$85 million coming back to wronged American Express credit card customers

American Express credit card

These credit card settlements are coming fast and furious.

This time, it’s three subsidiaries of American Express — American Express Centurion Bank, American Express Travel Related Services Company Inc. and American Express Bank FSB.

An investigation by the Consumer Finance Protection Bureau, FDIC and Utah Department of Financial Institutions discovered a surprising number of illegal practices that were carried out from 2003 until spring of this year.

Because of it, American Express will be paying out $85 million to wronged customers and $27.5 million in fines.

This closely follows settlements that required Discover to refund $200 million and Capital One Financial to refund $150 million to their abused customers.

Although those investigations were driven by misleading sales pitches, the problems at American Express are all over the shady banking business map, from promises made in signing up for a card to collecting old debts.

To start, customers who signed up for an American Express Blue Sky credit card through American Express Centurion Bank were promised, in addition to bonus points, $300. But the $300 never came.
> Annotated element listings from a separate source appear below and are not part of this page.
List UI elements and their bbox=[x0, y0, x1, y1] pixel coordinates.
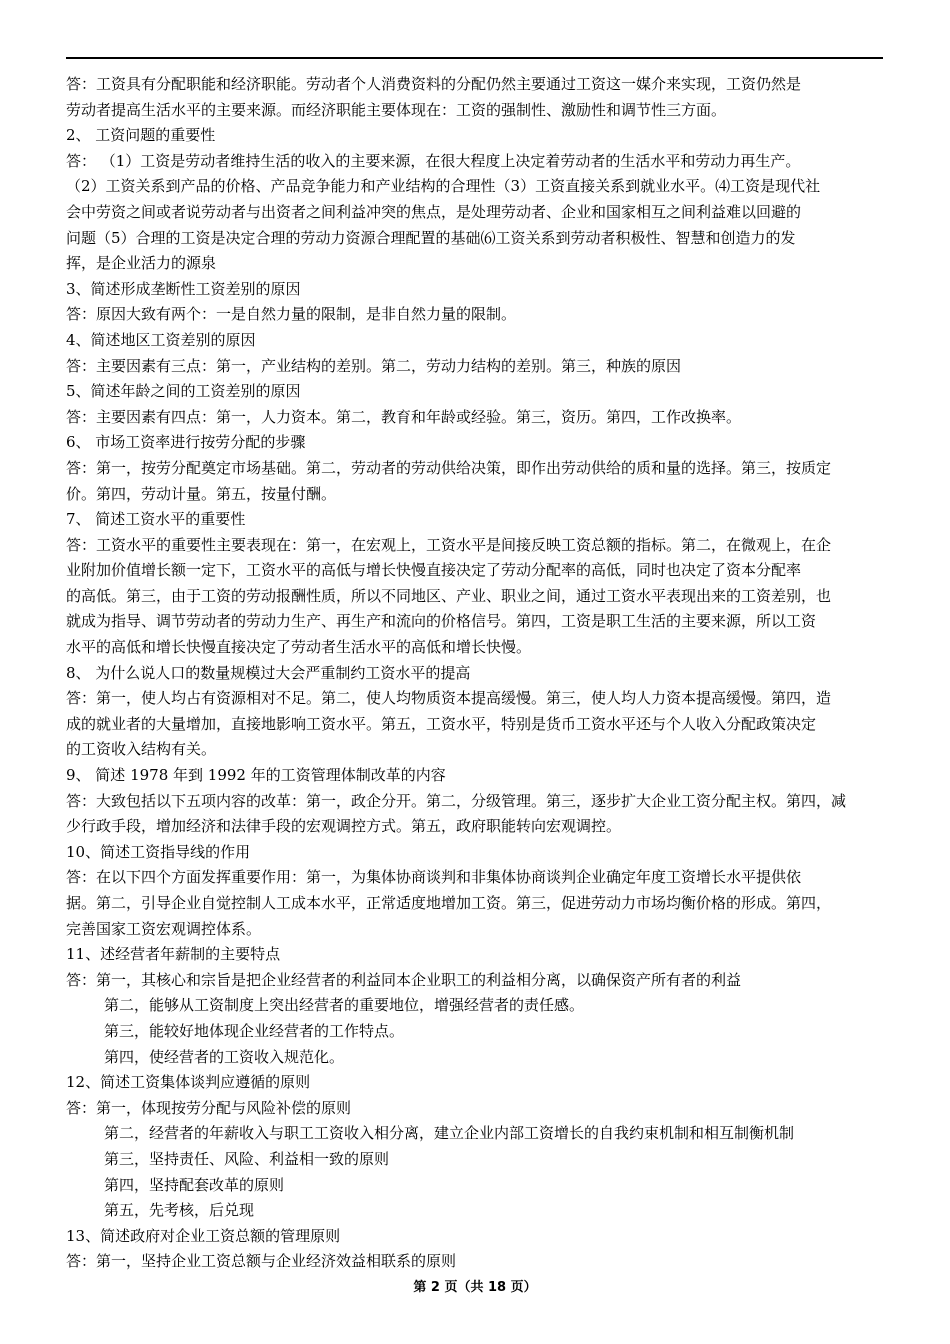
text-line: 问题（5）合理的工资是决定合理的劳动力资源合理配置的基础⑹工资关系到劳动者积极性、智慧和创造力的发 bbox=[66, 228, 796, 247]
text-line: （2）工资关系到产品的价格、产品竞争能力和产业结构的合理性（3）工资直接关系到就业水平。⑷工资是现代社 bbox=[66, 177, 821, 196]
text-line: 答：主要因素有三点：第一，产业结构的差别。第二，劳动力结构的差别。第三，种族的原因 bbox=[66, 356, 682, 375]
text-line: 答：第一，其核心和宗旨是把企业经营者的利益同本企业职工的利益相分离，以确保资产所有者的利益 bbox=[66, 970, 742, 989]
question-heading: 8、 为什么说人口的数量规模过大会严重制约工资水平的提高 bbox=[66, 663, 471, 682]
text-line: 业附加价值增长额一定下，工资水平的高低与增长快慢直接决定了劳动分配率的高低，同时也决定了资本分配率 bbox=[66, 561, 802, 580]
text-line: 价。第四，劳动计量。第五，按量付酬。 bbox=[66, 484, 337, 503]
text-line: 答：第一，坚持企业工资总额与企业经济效益相联系的原则 bbox=[66, 1252, 457, 1271]
text-line: 答：主要因素有四点：第一，人力资本。第二，教育和年龄或经验。第三，资历。第四，工作改换率。 bbox=[66, 407, 742, 426]
text-line: 劳动者提高生活水平的主要来源。而经济职能主要体现在：工资的强制性、激励性和调节性三方面。 bbox=[66, 100, 727, 119]
text-line: 据。第二，引导企业自觉控制人工成本水平，正常适度地增加工资。第三，促进劳动力市场均衡价格的形成。第四， bbox=[66, 894, 832, 912]
question-heading: 4、简述地区工资差别的原因 bbox=[66, 330, 256, 349]
question-heading: 2、 工资问题的重要性 bbox=[66, 126, 216, 145]
text-line: 第五，先考核，后兑现 bbox=[104, 1201, 255, 1220]
question-heading: 6、 市场工资率进行按劳分配的步骤 bbox=[66, 433, 306, 452]
question-heading: 11、述经营者年薪制的主要特点 bbox=[66, 945, 281, 964]
page-number-footer: 第 2 页（共 18 页） bbox=[413, 1280, 537, 1295]
text-line: 完善国家工资宏观调控体系。 bbox=[66, 919, 262, 938]
text-line: 答： （1）工资是劳动者维持生活的收入的主要来源，在很大程度上决定着劳动者的生活水平和劳动力再生产。 bbox=[66, 151, 801, 170]
text-line: 答：第一，按劳分配奠定市场基础。第二，劳动者的劳动供给决策，即作出劳动供给的质和量的选择。第三，按质定 bbox=[66, 458, 832, 477]
text-line: 答：工资水平的重要性主要表现在：第一，在宏观上，工资水平是间接反映工资总额的指标。第二，在微观上，在企 bbox=[66, 535, 832, 554]
text-line: 第三，坚持责任、风险、利益相一致的原则 bbox=[104, 1149, 390, 1168]
document-body bbox=[66, 72, 883, 1275]
text-line: 答：第一，使人均占有资源相对不足。第二，使人均物质资本提高缓慢。第三，使人均人力资本提高缓慢。第四，造 bbox=[66, 689, 832, 708]
question-heading: 9、 简述 1978 年到 1992 年的工资管理体制改革的内容 bbox=[66, 766, 446, 785]
text-line: 答：在以下四个方面发挥重要作用：第一，为集体协商谈判和非集体协商谈判企业确定年度工资增长水平提供依 bbox=[66, 868, 802, 887]
text-line: 第四，使经营者的工资收入规范化。 bbox=[104, 1047, 345, 1066]
text-line: 就成为指导、调节劳动者的劳动力生产、再生产和流向的价格信号。第四，工资是职工生活的主要来源，所以工资 bbox=[66, 612, 817, 631]
text-line: 的工资收入结构有关。 bbox=[66, 740, 217, 759]
text-line: 第二，能够从工资制度上突出经营者的重要地位，增强经营者的责任感。 bbox=[104, 996, 585, 1015]
text-line: 答：第一，体现按劳分配与风险补偿的原则 bbox=[66, 1098, 352, 1117]
question-heading: 10、简述工资指导线的作用 bbox=[66, 842, 251, 861]
header-rule bbox=[66, 57, 883, 59]
text-line: 第三，能较好地体现企业经营者的工作特点。 bbox=[104, 1021, 405, 1040]
text-line: 成的就业者的大量增加，直接地影响工资水平。第五，工资水平，特别是货币工资水平还与个人收入分配政策决定 bbox=[66, 714, 817, 733]
text-line: 答：大致包括以下五项内容的改革：第一，政企分开。第二，分级管理。第三，逐步扩大企业工资分配主权。第四，减 bbox=[66, 791, 847, 810]
question-heading: 12、简述工资集体谈判应遵循的原则 bbox=[66, 1073, 311, 1092]
text-line: 答：原因大致有两个：一是自然力量的限制，是非自然力量的限制。 bbox=[66, 305, 517, 324]
question-heading: 13、简述政府对企业工资总额的管理原则 bbox=[66, 1226, 341, 1245]
question-heading: 3、简述形成垄断性工资差别的原因 bbox=[66, 279, 301, 298]
text-line: 挥，是企业活力的源泉 bbox=[66, 254, 217, 273]
text-line: 水平的高低和增长快慢直接决定了劳动者生活水平的高低和增长快慢。 bbox=[66, 638, 532, 657]
text-line: 少行政手段，增加经济和法律手段的宏观调控方式。第五，政府职能转向宏观调控。 bbox=[66, 817, 622, 836]
text-line: 的高低。第三，由于工资的劳动报酬性质，所以不同地区、产业、职业之间，通过工资水平表现出来的工资差别，也 bbox=[66, 586, 832, 605]
text-line: 第四，坚持配套改革的原则 bbox=[104, 1175, 285, 1194]
text-line: 会中劳资之间或者说劳动者与出资者之间利益冲突的焦点，是处理劳动者、企业和国家相互之间利益难以回避的 bbox=[66, 202, 802, 221]
question-heading: 5、简述年龄之间的工资差别的原因 bbox=[66, 382, 301, 401]
question-heading: 7、 简述工资水平的重要性 bbox=[66, 510, 246, 529]
text-line: 第二，经营者的年薪收入与职工工资收入相分离，建立企业内部工资增长的自我约束机制和相互制衡机制 bbox=[104, 1124, 795, 1143]
text-line: 答：工资具有分配职能和经济职能。劳动者个人消费资料的分配仍然主要通过工资这一媒介来实现，工资仍然是 bbox=[66, 75, 802, 93]
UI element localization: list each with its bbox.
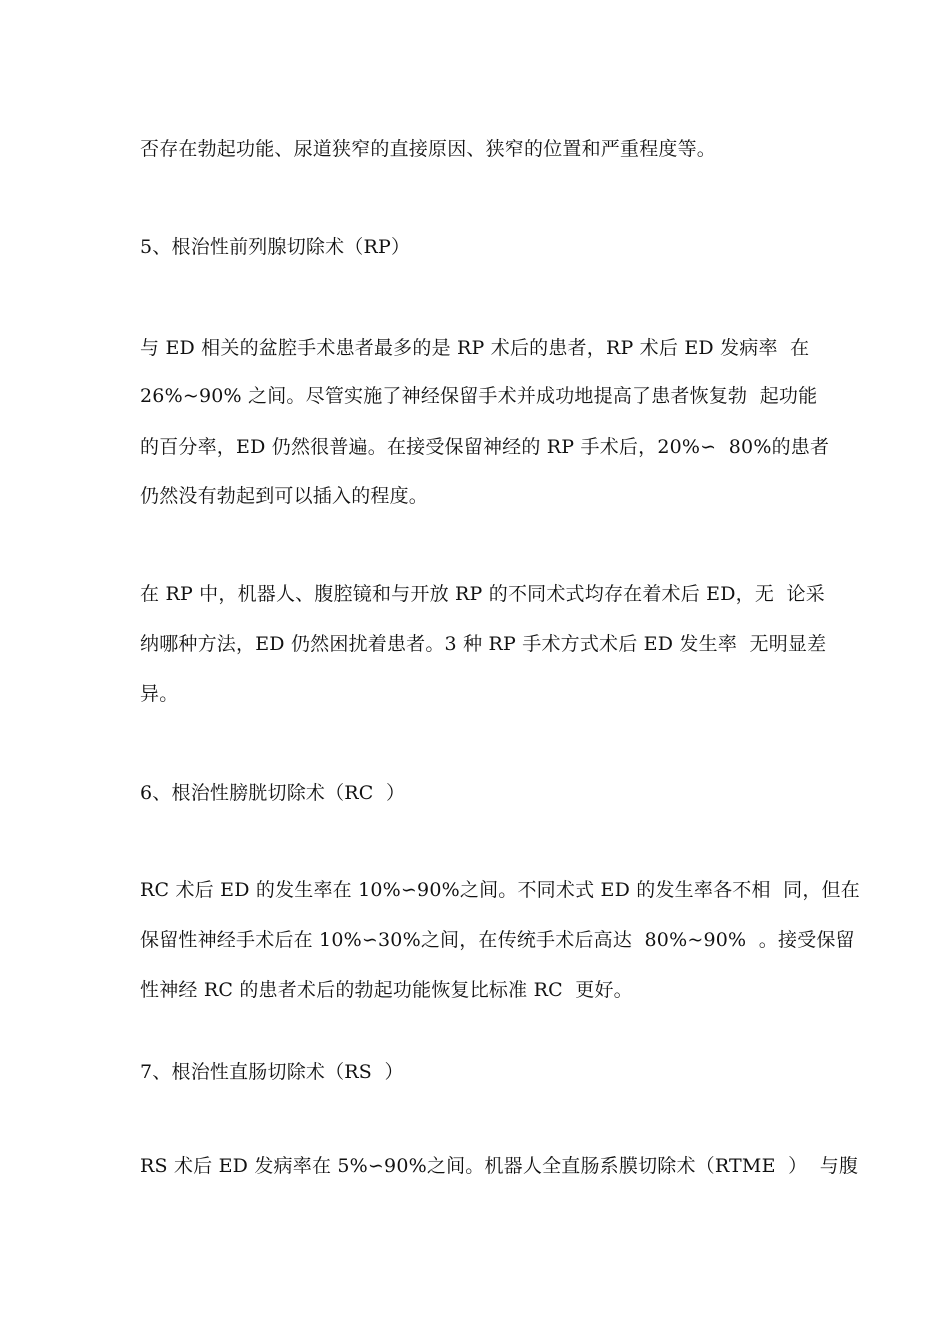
paragraph-rc-line-3: 性神经 RC 的患者术后的勃起功能恢复比标准 RC 更好。 bbox=[140, 979, 633, 1001]
paragraph-rc-line-1: RC 术后 ED 的发生率在 10%∽90%之间。不同术式 ED 的发生率各不相 同，但在 bbox=[140, 879, 860, 901]
paragraph-rp2-line-1: 在 RP 中，机器人、腹腔镜和与开放 RP 的不同术式均存在着术后 ED，无 论采 bbox=[140, 583, 825, 605]
paragraph-rp-line-4: 仍然没有勃起到可以插入的程度。 bbox=[140, 485, 429, 507]
section-heading-rc: 6、根治性膀胱切除术（RC ） bbox=[140, 782, 406, 804]
section-heading-rp: 5、根治性前列腺切除术（RP） bbox=[140, 236, 411, 258]
paragraph-rc-line-2: 保留性神经手术后在 10%∽30%之间，在传统手术后高达 80%~90% 。接受保留 bbox=[140, 929, 855, 951]
paragraph-rp-line-1: 与 ED 相关的盆腔手术患者最多的是 RP 术后的患者，RP 术后 ED 发病率 在 bbox=[140, 337, 810, 359]
paragraph-rp2-line-3: 异。 bbox=[140, 683, 179, 705]
paragraph-rp-line-2: 26%~90% 之间。尽管实施了神经保留手术并成功地提高了患者恢复勃 起功能 bbox=[140, 385, 818, 407]
paragraph-rp-line-3: 的百分率，ED 仍然很普遍。在接受保留神经的 RP 手术后，20%∽ 80%的患者 bbox=[140, 436, 830, 458]
paragraph-continued-line: 否存在勃起功能、尿道狭窄的直接原因、狭窄的位置和严重程度等。 bbox=[140, 138, 717, 160]
paragraph-rs-line-1: RS 术后 ED 发病率在 5%∽90%之间。机器人全直肠系膜切除术（RTME ） 与腹 bbox=[140, 1155, 859, 1177]
section-heading-rs: 7、根治性直肠切除术（RS ） bbox=[140, 1061, 404, 1083]
paragraph-rp2-line-2: 纳哪种方法，ED 仍然困扰着患者。3 种 RP 手术方式术后 ED 发生率 无明显差 bbox=[140, 633, 827, 655]
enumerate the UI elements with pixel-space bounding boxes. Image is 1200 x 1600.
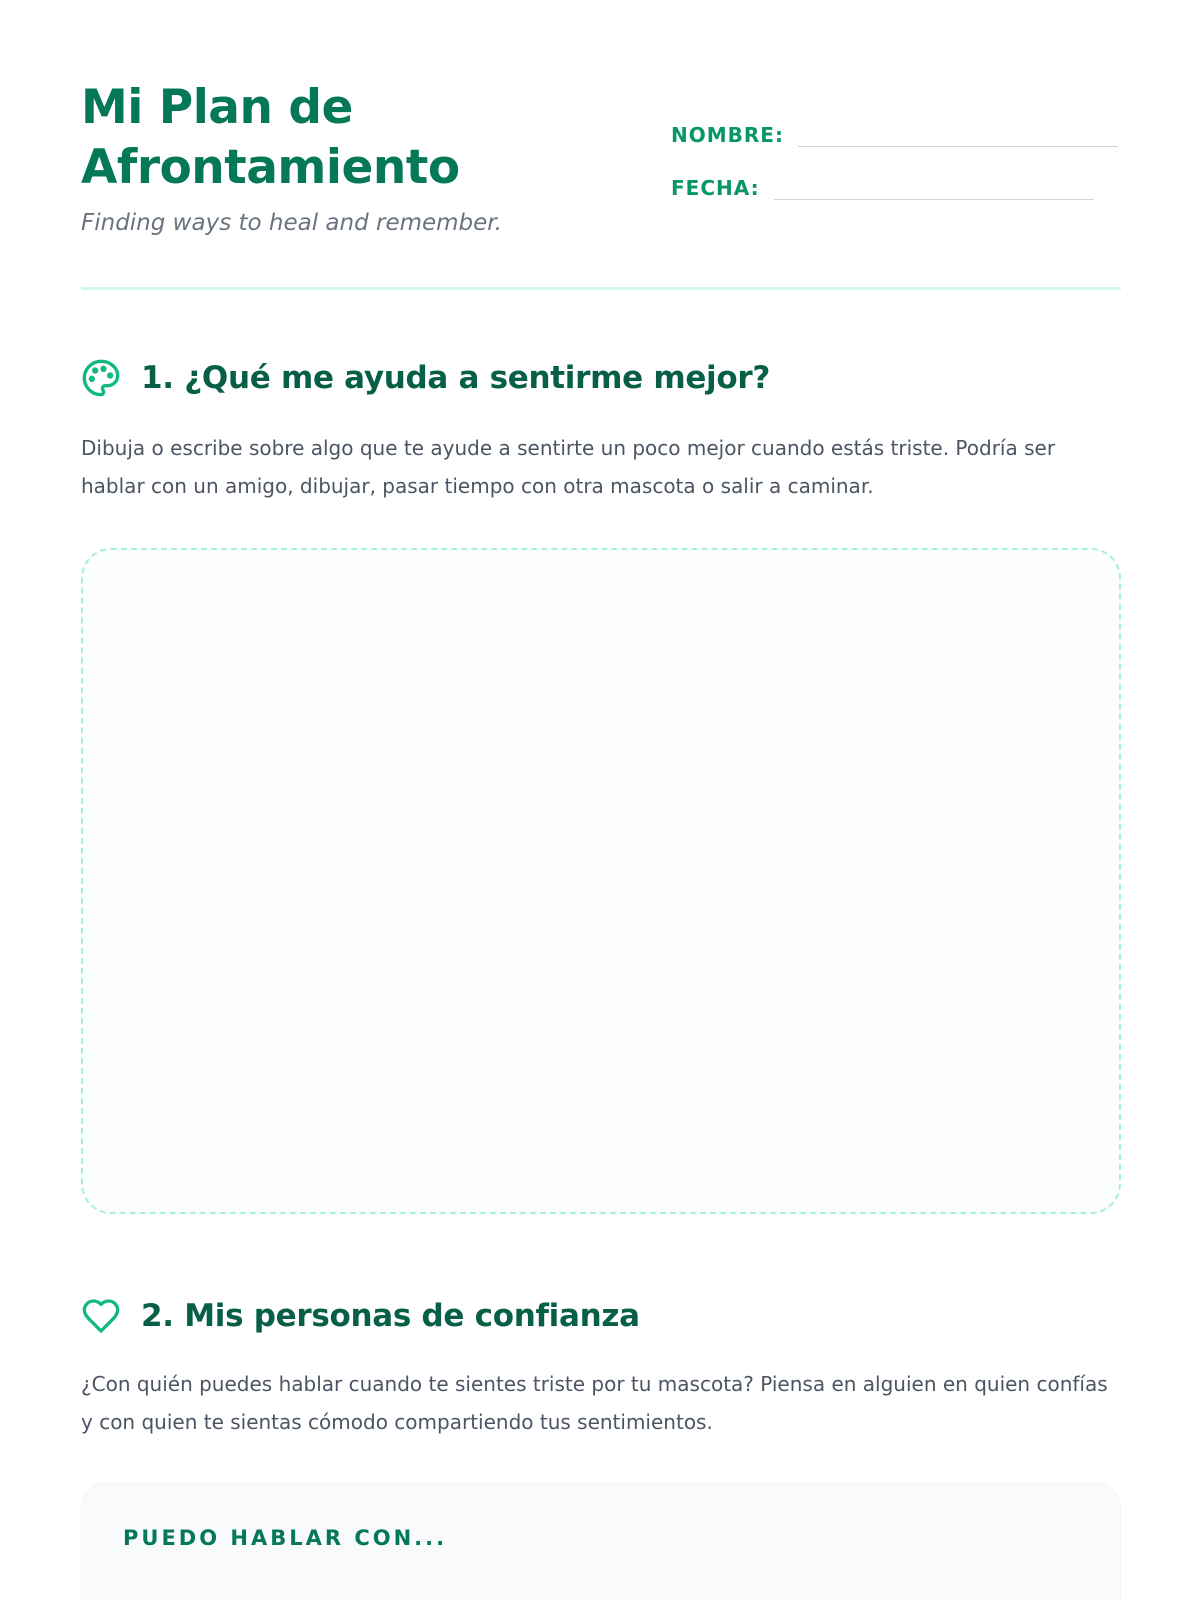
name-field xyxy=(671,123,1118,147)
page-subtitle: Finding ways to heal and remember. xyxy=(81,210,502,236)
section-2-title: 2. Mis personas de confianza xyxy=(141,1298,640,1334)
date-label: FECHA: xyxy=(671,176,760,200)
section-1-header xyxy=(81,358,770,398)
name-write-line[interactable] xyxy=(798,126,1118,147)
date-write-line[interactable] xyxy=(774,179,1094,200)
section-2-header xyxy=(81,1296,640,1336)
header-divider xyxy=(81,287,1121,290)
page-title xyxy=(81,78,641,198)
worksheet-page xyxy=(81,0,1121,1600)
palette-icon xyxy=(81,358,121,398)
trusted-people-label: PUEDO HABLAR CON... xyxy=(123,1526,448,1550)
section-1-title: 1. ¿Qué me ayuda a sentirme mejor? xyxy=(141,360,771,396)
title-line-1: Mi Plan de xyxy=(81,80,353,135)
section-1-description: Dibuja o escribe sobre algo que te ayude a sentirte un poco mejor cuando estás triste. Podría ser hablar con un amigo, dibujar, pasar tiempo con otra mascota o salir a caminar. xyxy=(81,436,1056,498)
title-line-2: Afrontamiento xyxy=(81,140,460,195)
drawing-area[interactable] xyxy=(81,548,1121,1214)
trusted-people-box[interactable] xyxy=(81,1483,1121,1600)
name-label: NOMBRE: xyxy=(671,123,784,147)
date-field xyxy=(671,176,1094,200)
heart-icon xyxy=(81,1296,121,1336)
section-2-description: ¿Con quién puedes hablar cuando te sientes triste por tu mascota? Piensa en alguien en quien confías y con quien te sientas cómodo compartiendo tus sentimientos. xyxy=(81,1372,1108,1434)
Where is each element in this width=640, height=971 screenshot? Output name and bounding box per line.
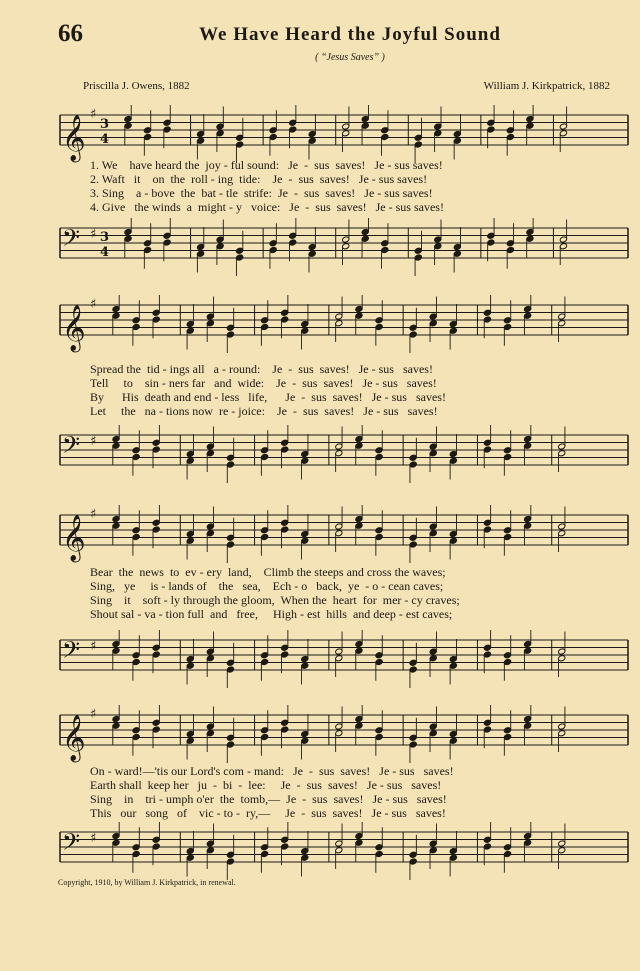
time-signature-icon: 4 (100, 132, 110, 147)
bass-clef-icon: 𝄢 (62, 636, 81, 669)
lyric-line: On - ward!—'tis our Lord's com - mand: Je - sus saves! Je - sus saves! (90, 764, 454, 778)
treble-staff-3 (58, 505, 630, 563)
treble-clef-icon: 𝄞 (62, 715, 86, 761)
treble-staff-4 (58, 705, 630, 763)
lyric-line: Spread the tid - ings all a - round: Je - sus saves! Je - sus saves! (90, 362, 433, 376)
time-signature-icon: 3 (100, 117, 110, 132)
bass-staff-2 (58, 425, 630, 483)
bass-staff-1 (58, 218, 630, 276)
lyric-line: Tell to sin - ners far and wide: Je - sus saves! Je - sus saves! (90, 376, 437, 390)
lyric-line: Bear the news to ev - ery land, Climb the steeps and cross the waves; (90, 565, 446, 579)
composer-credit: William J. Kirkpatrick, 1882 (483, 80, 610, 92)
lyric-line: Shout sal - va - tion full and free, High - est hills and deep - est caves; (90, 607, 453, 621)
copyright-notice: Copyright, 1910, by William J. Kirkpatrick, in renewal. (58, 878, 236, 887)
key-signature-sharp-icon: ♯ (90, 227, 97, 242)
treble-clef-icon: 𝄞 (62, 515, 86, 561)
treble-staff-2 (58, 295, 630, 353)
lyricist-credit: Priscilla J. Owens, 1882 (83, 80, 190, 92)
lyrics-block-1 (90, 158, 615, 214)
lyric-line: Sing in tri - umph o'er the tomb,— Je - sus saves! Je - sus saves! (90, 792, 447, 806)
key-signature-sharp-icon: ♯ (90, 707, 97, 722)
lyric-line: Sing it soft - ly through the gloom, When the heart for mer - cy craves; (90, 593, 460, 607)
key-signature-sharp-icon: ♯ (90, 831, 97, 846)
hymn-subtitle: ( “Jesus Saves” ) (315, 52, 385, 63)
lyric-line: 4. Give the winds a might - y voice: Je - sus saves! Je - sus saves! (90, 200, 444, 214)
key-signature-sharp-icon: ♯ (90, 297, 97, 312)
lyric-line: This our song of vic - to - ry,— Je - sus saves! Je - sus saves! (90, 806, 446, 820)
lyric-line: Earth shall keep her ju - bi - lee: Je - sus saves! Je - sus saves! (90, 778, 442, 792)
bass-staff-3 (58, 630, 630, 688)
lyrics-block-3 (90, 565, 615, 621)
lyric-line: 2. Waft it on the roll - ing tide: Je - sus saves! Je - sus saves! (90, 172, 428, 186)
treble-clef-icon: 𝄞 (62, 115, 86, 161)
lyric-line: Sing, ye is - lands of the sea, Ech - o back, ye - o - cean caves; (90, 579, 444, 593)
time-signature-icon: 3 (100, 230, 110, 245)
bass-clef-icon: 𝄢 (62, 828, 81, 861)
bass-staff-4 (58, 822, 630, 880)
bass-clef-icon: 𝄢 (62, 431, 81, 464)
hymn-title: We Have Heard the Joyful Sound (199, 24, 501, 45)
key-signature-sharp-icon: ♯ (90, 434, 97, 449)
lyric-line: Let the na - tions now re - joice: Je - sus saves! Je - sus saves! (90, 404, 438, 418)
treble-staff-1 (58, 105, 630, 163)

Customers of American Express Centurion Bank and American Express Bank were also charged late fees based on percentage of debt, not a flat fee, a practice that was made illegal under the Credit CARD Act.

In a rather bizarre infraction, American Express Centurion Bank used different credit scoring systems based on age and, according to the CFPB, it didn’t even have a way to process applications of people over 35 for a short period of time.

But the most egregious violations came in credit reporting and debt collection.

First, American Express Centurion Bank and American Express Bank FSB were not telling credit bureaus when consumers were disputing their bills, something they’re required to do under the Fair Credit Reporting Act.

This affected their customers’ credit scores and could have limited their ability to obtain credit or forced them to pay higher interest rates on loans.

Then, all three subsidiaries tricked customers into paying off old debts by promising them that doing so would improve their credit.

In reality, debts more than seven years old do not appear on credit reports and therefore make no difference in credit scores.

They also reached settlements with some customers with the promise that, by accepting the terms, debt would be waived or forgiven.

When these customers applied for new credit cards, however, they were told that this wasn’t really the case.

If you were affected by any of these dirty tricks, you don’t have to do anything. American Express will either credit your account or mail you a check by March of 2013.

We’ve said it before, and we’ll say it again: Settlements like this prove that the CFPB is doing its job, standing up for consumers.

According to the CFPB, the FDIC started the investigation but turned it over to the CFPB when it was founded last year, and they both worked on the case together.

Would the FDIC been able to conduct the investigation solo? Perhaps not. This is why we need the CFPB in our corner.